Pablo soltó un bufido cercano a la risa. Yo no. Yo respiraba profundo, contando hasta diez, porque si le decía lo que realmente pensaba, terminaría bajándola en medio de Santa Mónica para que hiciera autostop.
—Además —añadió ella con ese tono dulce que me daba alergia—, ya que ustedes dos viven juntos… supongo que eso también ayuda a la inspiración de ella. Aunque… —sonrió, la muy diabla—, nunca entendí cómo terminaste de roomie con alguien tan… intensa. Yo voy unos días y te juro que quiero suicidarme.
Y ahí, mi control se evaporó como el perfume barato que probablemente usaba el imbécil de Brett.
Levanté la mirada hacia el parabrisas.
—Estar con ella me gusta —solté. Y sí, fue un disparo directo a su ego—. En cambio, convivir contigo es una tortura.
Pablo me pateó el tobillo por debajo del asiento, probablemente intentando salvar mi carrera, mi vida social o nuestra entrada a la fiesta. Yo lo pateé de vuelta, porque era coherente de mis decisiones pésimas.
—Es que… bueno… —titubeó ella, sorprendentemente menos brillante que hace cinco segundos— discutir con Oriane me pone de mal humor. Prometo ser más divertida esta noche, cariño.

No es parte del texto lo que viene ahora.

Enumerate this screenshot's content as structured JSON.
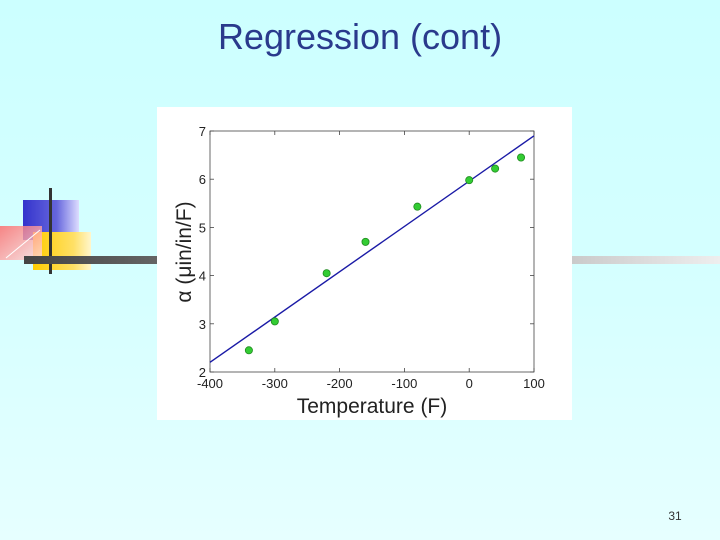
{
  "slide": {
    "title": "Regression (cont)",
    "number": "31"
  },
  "colors": {
    "background": "#ccffff",
    "title": "#2a3a8c",
    "regression_line": "#1a1aa6",
    "points": "#33cc33",
    "deco_blue": "#3333cc",
    "deco_yellow": "#ffcc00",
    "deco_red": "#ff6666"
  },
  "chart_data": {
    "type": "scatter",
    "title": "",
    "xlabel": "Temperature (F)",
    "ylabel": "α (μin/in/F)",
    "xlim": [
      -400,
      100
    ],
    "ylim": [
      2,
      7
    ],
    "xticks": [
      -400,
      -300,
      -200,
      -100,
      0,
      100
    ],
    "yticks": [
      2,
      3,
      4,
      5,
      6,
      7
    ],
    "grid": false,
    "series": [
      {
        "kind": "points",
        "x": [
          -340,
          -300,
          -220,
          -160,
          -80,
          0,
          40,
          80
        ],
        "y": [
          2.45,
          3.05,
          4.05,
          4.7,
          5.43,
          5.98,
          6.22,
          6.45
        ]
      },
      {
        "kind": "line",
        "x": [
          -400,
          100
        ],
        "y": [
          2.2,
          6.9
        ]
      }
    ]
  }
}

Ahí sí giré el cuello hacia ella, lento, muy lento, para que el mensaje quedara claro.
—Hazme un favor —dije, con voz baja, tranquila y muy no-tranquila—. No me digas así.
Ella abrió la boca, sorprendida. Pablo se hizo el que revisaba mensajes imaginarios porque no quería estar en una escena de crimen.
Tarzia, finalmente, soltó una risita débil.
—Bueno… como quieras. Yo solo intento integrarme.
Integrarse, claro.
A mi cama.
Yo me acomodé en el asiento, mirando por la ventana, porque prefería mirar el tránsito que seguir escuchándola. Porque prefería pensar en Oriane escribiendo furiosa, mordiendo la tapa de una lapicera, antes que seguir soportando a esta versión low-cost de una mejor amiga.
Y porque, maldita sea, si Oriane escuchaba a Tarzia decir “cariño”, incendiaba California. Y yo le sostenía el encendedor.
—Bueno —dijo finalmente Tarzia, fingiendo inocencia—. Entonces supongo que hoy te toca brillar doble. Por ti… y por ella.
Rodé los ojos.
Y así, con mi paciencia colgando de un hilo y mi amor propio tambaleándose, llegamos a la fiesta.
La camioneta giró por el camino privado y yo… no me sorprendí. Había estado en mil casas como esa. Mansiones, villas, propiedades que costaban más que el PIB de países enteros. Casas donde la gente coleccionaba esculturas porque sí, o porque quedaban bien o solo por capricho.
Esta no era la excepción.
—Wow… —suspiró Tarzia en el asiento de atrás, pegando la cara a la ventana—. Esto es… demasiado.
—Es Charles Le Blanc —dijo Pablo—. Para él nada es suficiente.
No estaba impresionado ni sorprendido. Estaba aburrido. Hasta que me acordé de quién NO estaba conmigo en ese auto.
Oriane.
Y entonces, sí, me sentí un poco descolocado.